The decision whether to return to school this fall has been a difficult one for all involved, including school bus drivers.
On Tuesday morning, the Sudbury school bus consortium cancelled two more routes as some drivers failed to report to work.
Twenty-three routes were cancelled Monday due to a driver shortage.
"There were a few drivers who just decided overnight not to go back," said Sudbury Student Services Consortium's executive director Renee Boucher. "Unfortunately, there were a lot of social media discussions yesterday and some drivers were receiving calls from parents that they had transported in the past and those parents were saying, 'How can you drive a bus?' 'It's going to be awful and dangerous,' and so some of these drivers were peer-pressured into quitting."
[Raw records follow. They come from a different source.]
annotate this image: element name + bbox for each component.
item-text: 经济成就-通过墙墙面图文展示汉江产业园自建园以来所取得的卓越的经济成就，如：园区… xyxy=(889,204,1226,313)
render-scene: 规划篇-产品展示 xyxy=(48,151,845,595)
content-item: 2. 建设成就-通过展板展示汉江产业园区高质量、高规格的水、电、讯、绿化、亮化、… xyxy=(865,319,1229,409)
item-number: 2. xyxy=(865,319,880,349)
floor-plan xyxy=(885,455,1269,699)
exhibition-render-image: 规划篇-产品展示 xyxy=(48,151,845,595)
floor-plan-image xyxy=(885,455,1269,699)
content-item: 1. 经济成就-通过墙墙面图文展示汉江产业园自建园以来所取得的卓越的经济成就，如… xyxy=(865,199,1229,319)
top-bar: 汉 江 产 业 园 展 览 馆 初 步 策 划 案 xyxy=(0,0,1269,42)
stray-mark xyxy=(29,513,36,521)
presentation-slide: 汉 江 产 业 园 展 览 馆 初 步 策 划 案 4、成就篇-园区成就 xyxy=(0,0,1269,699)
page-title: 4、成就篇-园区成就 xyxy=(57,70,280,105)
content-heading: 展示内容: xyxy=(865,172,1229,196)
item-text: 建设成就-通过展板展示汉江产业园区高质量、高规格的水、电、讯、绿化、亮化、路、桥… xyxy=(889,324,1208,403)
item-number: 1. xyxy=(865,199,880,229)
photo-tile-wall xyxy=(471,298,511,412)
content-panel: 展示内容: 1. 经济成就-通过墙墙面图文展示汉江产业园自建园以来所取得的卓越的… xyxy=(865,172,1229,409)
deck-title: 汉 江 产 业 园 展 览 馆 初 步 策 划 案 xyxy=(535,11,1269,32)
Boucher said it's unfortunate, given most of her drivers told her after their runs were done on Tuesday that it wasn't that bad.
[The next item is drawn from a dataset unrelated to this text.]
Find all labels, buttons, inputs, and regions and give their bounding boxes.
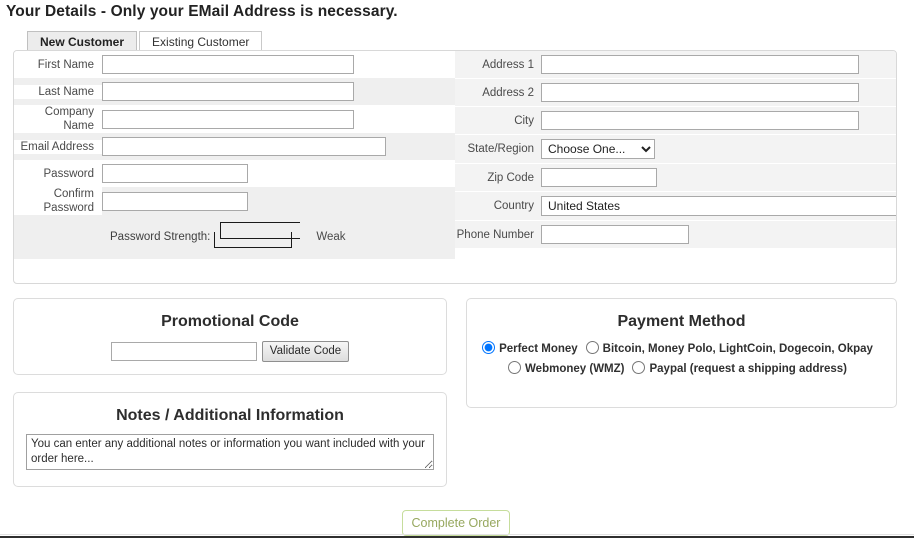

She said many misconceptions have been circulating over the buses running at capacity. Boucher said most are running at under capacity and most children are not sitting three to a seat, as some have suggested.
"Nothing changes. We didn't sit three to a seat last year and we're definitely not going to do it this year," said Boucher. "What we're seeing is a reduction of children on our buses, so where possible, we distance the children on buses and parents don't need to worry about overloaded to capacity. Most runs are not."
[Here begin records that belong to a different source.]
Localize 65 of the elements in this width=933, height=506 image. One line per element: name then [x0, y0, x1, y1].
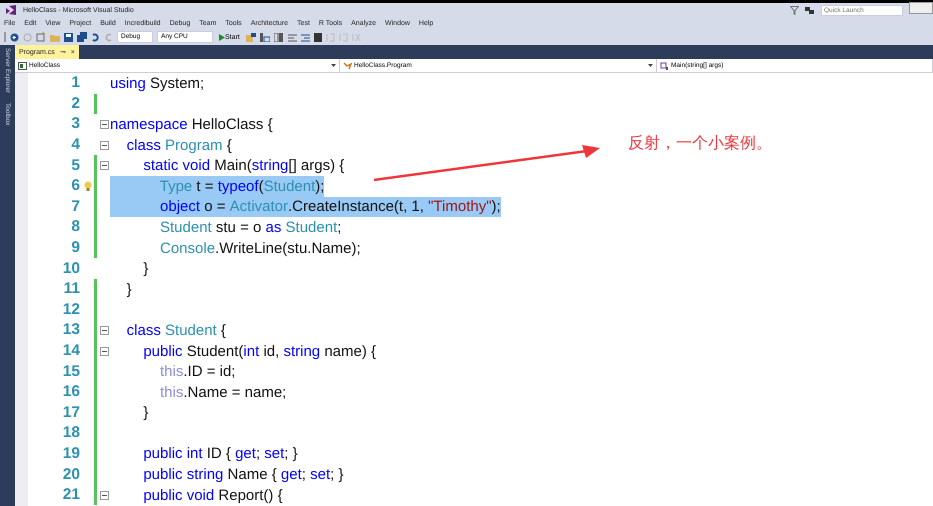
lightbulb-icon[interactable]: [84, 180, 92, 192]
line-number: 3: [70, 115, 80, 134]
uncomment-icon[interactable]: [300, 32, 310, 42]
undo-icon[interactable]: [91, 32, 100, 42]
play-icon: [219, 34, 225, 40]
code-line: this.Name = name;: [159, 382, 286, 402]
line-number: 5: [70, 156, 80, 175]
collapse-icon[interactable]: [100, 161, 109, 170]
code-line: class Program {: [126, 136, 232, 156]
new-item-icon[interactable]: [36, 32, 46, 42]
annotation-text: 反射，一个小案例。: [628, 133, 772, 154]
code-line: }: [126, 280, 132, 300]
code-line: public Student(int id, string name) {: [142, 342, 376, 362]
code-line: this.ID = id;: [159, 362, 236, 382]
code-line: namespace HelloClass {: [110, 114, 273, 135]
line-number: 7: [70, 198, 80, 216]
line-number: 8: [70, 218, 80, 236]
line-number: 17: [62, 404, 80, 422]
project-icon: [18, 62, 27, 70]
collapse-icon[interactable]: [100, 140, 109, 150]
code-line: Console.WriteLine(stu.Name);: [159, 238, 361, 258]
method-icon: [660, 62, 669, 70]
code-line: public void Report() {: [142, 486, 283, 506]
line-number: 11: [62, 280, 80, 298]
line-number: 10: [62, 260, 80, 278]
code-line: using System;: [110, 74, 204, 94]
line-number: 20: [62, 466, 80, 484]
line-number: 6: [70, 177, 80, 196]
filter-icon[interactable]: [790, 6, 799, 14]
code-line: class Student {: [126, 320, 226, 341]
find-icon[interactable]: [246, 32, 256, 42]
bookmark-icon[interactable]: [314, 32, 322, 42]
line-number: 1: [70, 74, 80, 92]
code-line: }: [142, 259, 148, 279]
line-number: 12: [62, 300, 80, 319]
line-number: 14: [62, 342, 80, 360]
logo-icon: [5, 5, 17, 15]
code-line: public string Name { get; set; }: [142, 465, 344, 485]
line-number: 21: [62, 486, 80, 504]
line-number: 13: [62, 321, 80, 340]
line-number: 2: [70, 94, 80, 113]
code-line: public int ID { get; set; }: [142, 444, 298, 464]
line-number: 18: [62, 424, 80, 442]
line-number: 9: [70, 239, 80, 258]
collapse-icon[interactable]: [100, 490, 109, 500]
line-number: 15: [62, 362, 80, 381]
feedback-icon[interactable]: [805, 6, 815, 14]
save-icon[interactable]: [64, 32, 73, 42]
line-number: 19: [62, 444, 80, 463]
collapse-icon[interactable]: [100, 346, 109, 356]
save-all-icon[interactable]: [77, 32, 87, 42]
code-line: }: [142, 403, 148, 424]
comment-icon[interactable]: [288, 32, 297, 42]
class-icon: [343, 62, 352, 70]
layout-icon[interactable]: [260, 32, 270, 42]
columns-icon[interactable]: [274, 32, 284, 42]
caret-icon: [331, 64, 336, 67]
caret-icon: [648, 64, 653, 67]
collapse-icon[interactable]: [100, 326, 109, 335]
collapse-icon[interactable]: [100, 120, 109, 129]
code-line: Student stu = o as Student;: [159, 218, 342, 238]
line-number: 16: [62, 383, 80, 402]
code-line: static void Main(string[] args) {: [142, 156, 344, 176]
line-number: 4: [70, 136, 80, 154]
back-icon[interactable]: [10, 32, 19, 42]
Short of those few challenges, most drivers are telling her the first day of school was a big success. She said it's important to note they'll still be tweaking some of the problems they've found in the coming days.
"I've spoken to operators who said it went well, even with the masks and the shields, you know everyone sanitizing hands while they're on buses. They said it was better than what they had expected," said Boucher.
One of the issues was a new application they just started using five days ago that allows parents to see the assigned seats. Boucher said there was some confusion because it looked like buses were fuller than they actually were. In some cases, buses serve more than one school and the app wasn't making that very clear.
The app also sat children by bus stop location and sometimes by grade, which would break up some siblings, so they're currently working to address the issue.
She said thousands of requests came in after the deadline and they're now in the process of trying to log each individual one and make sure all concerns are addressed.
There has also been some confusion with parents both opting in for school transportation and virtual learning, which has slowed the process down.
United Food and Commercial Workers Local 175 and 633 don't represent school bus drivers in Greater Sudbury, but recently raised concerns of the drivers they represent in both Sault Ste. Marie and Timmins.
Spokesperson Tim Deelstra said the Ford government's framework doesn't provide for safety and he has concerns for both their members and the children.
"It's not a surprise to hear there are shortages," said Deelstra. "We knew this was coming and the government could have done a better job. It doesn't jive with the best advice we're getting right now from public health."
In the meantime, with 25 school buses now parked, Boucher and the consortium are now working to get those drivers they have in training certified and out on routes.